– Очень рад, что хоть раз в жизни сошелся с ней во мнениях; но я говорю серьезно, отчего вам не любить Володи?
– Хорошо, и я вам буду отвечать серьезно. Разве можно заставить себя любить кого-нибудь? Да и за что же любить Имшина?
– Любовь – привычка; поверьте, можно любить каждого, нужно только немного доброй воли. За что, вы спрашиваете. За то, что у него доброе, неиспорченное сердце; за то, что он очень недурен собой и любит вас, как только умеет любить.
– Должно сознаться, огромные права! – сказала Варенька с досадой. – Послушайте, я буду с вами говорить откровенно, хотя вы, может быть, этого и не стоите, потому что сейчас высказали обидное мнение обо мне. Неужели вы думаете, что я так мало ценю свою любовь, что брошу ее первому влюбленному мальчику за то, что у него розовые щеки да доброе сердце? Вы ошибаетесь, тт. Тамарин, если думаете, что я так низко ценю себя.
Если я полюблю кого-нибудь, так полюблю человека, а не хорошенького мальчика, человека, который бы стоил моей любви и знал ей цену, точно так же, как знал бы цену и себе, – человека, которому бы свет и люди известны были не понаслышке и который бы понимал, что любовь иной деревенской девочки может быть и глубока, и сильна!

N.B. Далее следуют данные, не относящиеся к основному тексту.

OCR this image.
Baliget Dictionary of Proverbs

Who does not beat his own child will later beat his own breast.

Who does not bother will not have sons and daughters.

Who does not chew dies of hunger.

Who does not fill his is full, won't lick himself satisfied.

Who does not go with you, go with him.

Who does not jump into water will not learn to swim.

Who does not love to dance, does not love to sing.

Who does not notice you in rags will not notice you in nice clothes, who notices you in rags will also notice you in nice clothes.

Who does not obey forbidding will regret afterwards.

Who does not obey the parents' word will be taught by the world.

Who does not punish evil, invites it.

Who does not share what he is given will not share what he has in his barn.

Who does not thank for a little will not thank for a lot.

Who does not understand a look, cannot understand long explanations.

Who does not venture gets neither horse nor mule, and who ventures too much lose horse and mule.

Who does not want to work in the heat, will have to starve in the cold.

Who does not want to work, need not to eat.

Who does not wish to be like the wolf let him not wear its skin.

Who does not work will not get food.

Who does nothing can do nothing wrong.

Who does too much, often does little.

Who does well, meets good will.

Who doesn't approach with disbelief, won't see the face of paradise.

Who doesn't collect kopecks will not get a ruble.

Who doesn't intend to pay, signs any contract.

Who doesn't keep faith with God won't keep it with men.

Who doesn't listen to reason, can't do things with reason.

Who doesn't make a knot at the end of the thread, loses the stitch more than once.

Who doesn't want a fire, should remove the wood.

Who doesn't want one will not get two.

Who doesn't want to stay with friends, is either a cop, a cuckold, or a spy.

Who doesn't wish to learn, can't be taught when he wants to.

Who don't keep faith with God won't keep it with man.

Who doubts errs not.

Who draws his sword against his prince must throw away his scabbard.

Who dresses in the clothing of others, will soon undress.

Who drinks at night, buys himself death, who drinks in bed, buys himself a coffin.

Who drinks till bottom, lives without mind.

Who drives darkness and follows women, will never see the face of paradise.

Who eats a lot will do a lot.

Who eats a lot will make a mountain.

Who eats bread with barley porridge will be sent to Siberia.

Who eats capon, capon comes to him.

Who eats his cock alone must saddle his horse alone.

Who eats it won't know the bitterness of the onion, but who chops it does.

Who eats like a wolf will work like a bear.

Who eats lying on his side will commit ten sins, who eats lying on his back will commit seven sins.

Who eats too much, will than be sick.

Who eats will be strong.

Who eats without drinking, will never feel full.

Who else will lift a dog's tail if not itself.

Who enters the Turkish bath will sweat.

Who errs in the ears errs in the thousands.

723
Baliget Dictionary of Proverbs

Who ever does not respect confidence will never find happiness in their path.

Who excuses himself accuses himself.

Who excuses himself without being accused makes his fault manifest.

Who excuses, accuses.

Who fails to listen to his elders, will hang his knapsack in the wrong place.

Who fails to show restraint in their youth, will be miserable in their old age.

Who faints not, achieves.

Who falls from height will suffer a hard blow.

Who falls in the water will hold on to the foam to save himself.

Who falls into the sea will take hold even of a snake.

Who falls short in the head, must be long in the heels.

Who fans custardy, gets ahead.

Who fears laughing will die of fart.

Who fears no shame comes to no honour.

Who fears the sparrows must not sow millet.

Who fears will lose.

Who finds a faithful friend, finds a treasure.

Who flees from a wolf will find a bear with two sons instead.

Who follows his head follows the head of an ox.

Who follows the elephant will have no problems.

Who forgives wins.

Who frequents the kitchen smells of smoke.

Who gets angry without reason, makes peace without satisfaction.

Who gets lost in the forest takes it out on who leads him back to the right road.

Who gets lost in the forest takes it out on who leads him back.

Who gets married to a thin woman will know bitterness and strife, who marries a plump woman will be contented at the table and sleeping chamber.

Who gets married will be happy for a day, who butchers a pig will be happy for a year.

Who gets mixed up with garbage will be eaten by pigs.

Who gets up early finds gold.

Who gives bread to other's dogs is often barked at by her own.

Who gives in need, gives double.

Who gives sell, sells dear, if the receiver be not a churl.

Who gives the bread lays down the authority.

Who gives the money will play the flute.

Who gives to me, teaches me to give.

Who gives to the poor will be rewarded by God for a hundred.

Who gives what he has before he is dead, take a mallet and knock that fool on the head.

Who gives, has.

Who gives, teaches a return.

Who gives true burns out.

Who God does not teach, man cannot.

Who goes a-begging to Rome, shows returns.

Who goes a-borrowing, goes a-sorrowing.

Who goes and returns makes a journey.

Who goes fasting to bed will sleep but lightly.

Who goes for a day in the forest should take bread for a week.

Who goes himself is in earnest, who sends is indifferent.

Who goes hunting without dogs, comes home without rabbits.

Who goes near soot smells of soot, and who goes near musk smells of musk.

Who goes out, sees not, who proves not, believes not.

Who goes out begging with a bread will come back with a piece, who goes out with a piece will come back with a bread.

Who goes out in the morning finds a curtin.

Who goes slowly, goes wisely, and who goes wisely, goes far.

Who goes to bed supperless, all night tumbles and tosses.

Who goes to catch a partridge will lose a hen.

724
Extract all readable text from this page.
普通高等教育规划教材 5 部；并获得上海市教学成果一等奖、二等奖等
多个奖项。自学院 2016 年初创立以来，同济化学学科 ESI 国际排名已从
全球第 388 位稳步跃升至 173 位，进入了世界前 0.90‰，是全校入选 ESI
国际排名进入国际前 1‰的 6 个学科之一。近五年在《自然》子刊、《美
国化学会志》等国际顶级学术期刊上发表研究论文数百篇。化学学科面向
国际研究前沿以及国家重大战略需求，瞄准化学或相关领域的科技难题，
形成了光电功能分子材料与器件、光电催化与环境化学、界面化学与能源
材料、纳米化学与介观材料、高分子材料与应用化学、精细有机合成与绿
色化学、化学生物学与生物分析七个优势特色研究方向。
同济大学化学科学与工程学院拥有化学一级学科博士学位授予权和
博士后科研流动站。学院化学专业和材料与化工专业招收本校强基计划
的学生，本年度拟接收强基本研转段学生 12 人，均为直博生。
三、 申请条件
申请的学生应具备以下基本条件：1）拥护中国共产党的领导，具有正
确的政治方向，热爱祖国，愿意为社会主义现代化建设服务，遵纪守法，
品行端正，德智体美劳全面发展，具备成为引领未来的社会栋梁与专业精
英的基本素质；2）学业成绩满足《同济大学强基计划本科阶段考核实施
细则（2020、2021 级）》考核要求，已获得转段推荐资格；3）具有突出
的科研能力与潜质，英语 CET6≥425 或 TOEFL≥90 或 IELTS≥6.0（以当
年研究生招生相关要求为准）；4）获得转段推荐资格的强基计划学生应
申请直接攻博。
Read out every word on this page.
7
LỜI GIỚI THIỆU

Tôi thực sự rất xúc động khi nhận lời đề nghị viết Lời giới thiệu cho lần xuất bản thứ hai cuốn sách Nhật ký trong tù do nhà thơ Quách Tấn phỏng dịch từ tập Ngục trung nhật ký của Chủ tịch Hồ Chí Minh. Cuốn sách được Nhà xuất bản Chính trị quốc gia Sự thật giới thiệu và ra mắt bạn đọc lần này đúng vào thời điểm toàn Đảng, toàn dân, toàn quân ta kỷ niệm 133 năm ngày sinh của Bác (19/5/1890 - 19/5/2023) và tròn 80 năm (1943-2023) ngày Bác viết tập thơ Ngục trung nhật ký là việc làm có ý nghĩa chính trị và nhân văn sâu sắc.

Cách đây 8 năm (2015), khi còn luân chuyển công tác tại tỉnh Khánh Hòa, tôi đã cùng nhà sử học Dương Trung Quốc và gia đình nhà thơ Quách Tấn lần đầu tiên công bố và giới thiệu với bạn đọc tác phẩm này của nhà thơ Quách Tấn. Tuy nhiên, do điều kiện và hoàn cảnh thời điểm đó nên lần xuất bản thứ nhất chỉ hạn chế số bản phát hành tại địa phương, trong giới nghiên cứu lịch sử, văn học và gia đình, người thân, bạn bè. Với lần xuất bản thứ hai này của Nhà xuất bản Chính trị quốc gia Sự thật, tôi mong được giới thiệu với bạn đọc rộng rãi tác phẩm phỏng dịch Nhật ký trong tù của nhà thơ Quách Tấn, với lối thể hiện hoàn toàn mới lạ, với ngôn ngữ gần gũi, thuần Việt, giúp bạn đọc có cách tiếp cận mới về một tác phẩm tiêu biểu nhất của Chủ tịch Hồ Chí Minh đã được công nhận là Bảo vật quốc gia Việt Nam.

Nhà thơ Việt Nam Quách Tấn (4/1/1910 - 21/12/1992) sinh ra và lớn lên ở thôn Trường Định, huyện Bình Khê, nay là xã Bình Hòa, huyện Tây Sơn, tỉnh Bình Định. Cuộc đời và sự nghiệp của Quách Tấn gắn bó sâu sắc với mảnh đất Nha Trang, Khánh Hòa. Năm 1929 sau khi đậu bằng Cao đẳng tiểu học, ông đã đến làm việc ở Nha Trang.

Щеки Вареньки раскраснелись, голос дрожал, и на глазах готовы были навернуться слезы от грусти и досады. Она была хороша до того, что я бы упал перед ней на колени, а Сергею Петровичу хотелось улыбнуться. Слова Вареньки хоть не были согласны с его желанием, но они ему тайно льстили: в них он уже видел свое влияние, а в последнем намеке прочел более любви и досады, чем правды. Но вместо улыбки лицо его сделалось грустнее.
– Вы меня не поняли, Варвара Александровна, и нашли обидный смысл в словах, которые были высказаны из желания добра, из искреннего желания добра. Кто вам говорит, что вы не стоите человека и с глубоким умом, и с высокой душою, – человека, который и жил, и страдал, и, как вы говорите, знал бы цену себе? Я не сомневаюсь, вы достойны такого человека и сумели бы любить его. Но знаете ли, каков этот человек? Он с умом, с душой и знает себе цену, а следовательно, он уже горд, самолюбив; видел свет и людей не в одних романах: этого слишком достаточно, чтобы быть эгоистом; жил и страдал – значит, много, много утратил и живых сил, и теплых верований, и светлых надежд. Нет, Варвара Александровна, верьте мне, не ищите подобных людей: они далеко выходят из дюжины и посредственности; раз сойдясь с ними, вам Имшины покажутся мелки и ничтожны; но тяжела встреч; подобными людьми! Для них созданы женщины светские, которые любят по мерке, владеют и своей мыслью и своими чувствами, или другие женщины, как они же, выстрадавшие опытность, закаленные в горе, для которых не ново никакое страдание, которые не разобьются ни от какого столкновения. Любовь этих людей – тирания; требования невыносимы: они не дадут вам ничего, кроме страданий. Верьте мне, Варвара Александровна, умейте довольствоваться немногим, и вы будете счастливы; если же вы встретите подобного человека, отвернитесь от него, пока есть время, и трижды отрекитесь от всякого к нему чувства!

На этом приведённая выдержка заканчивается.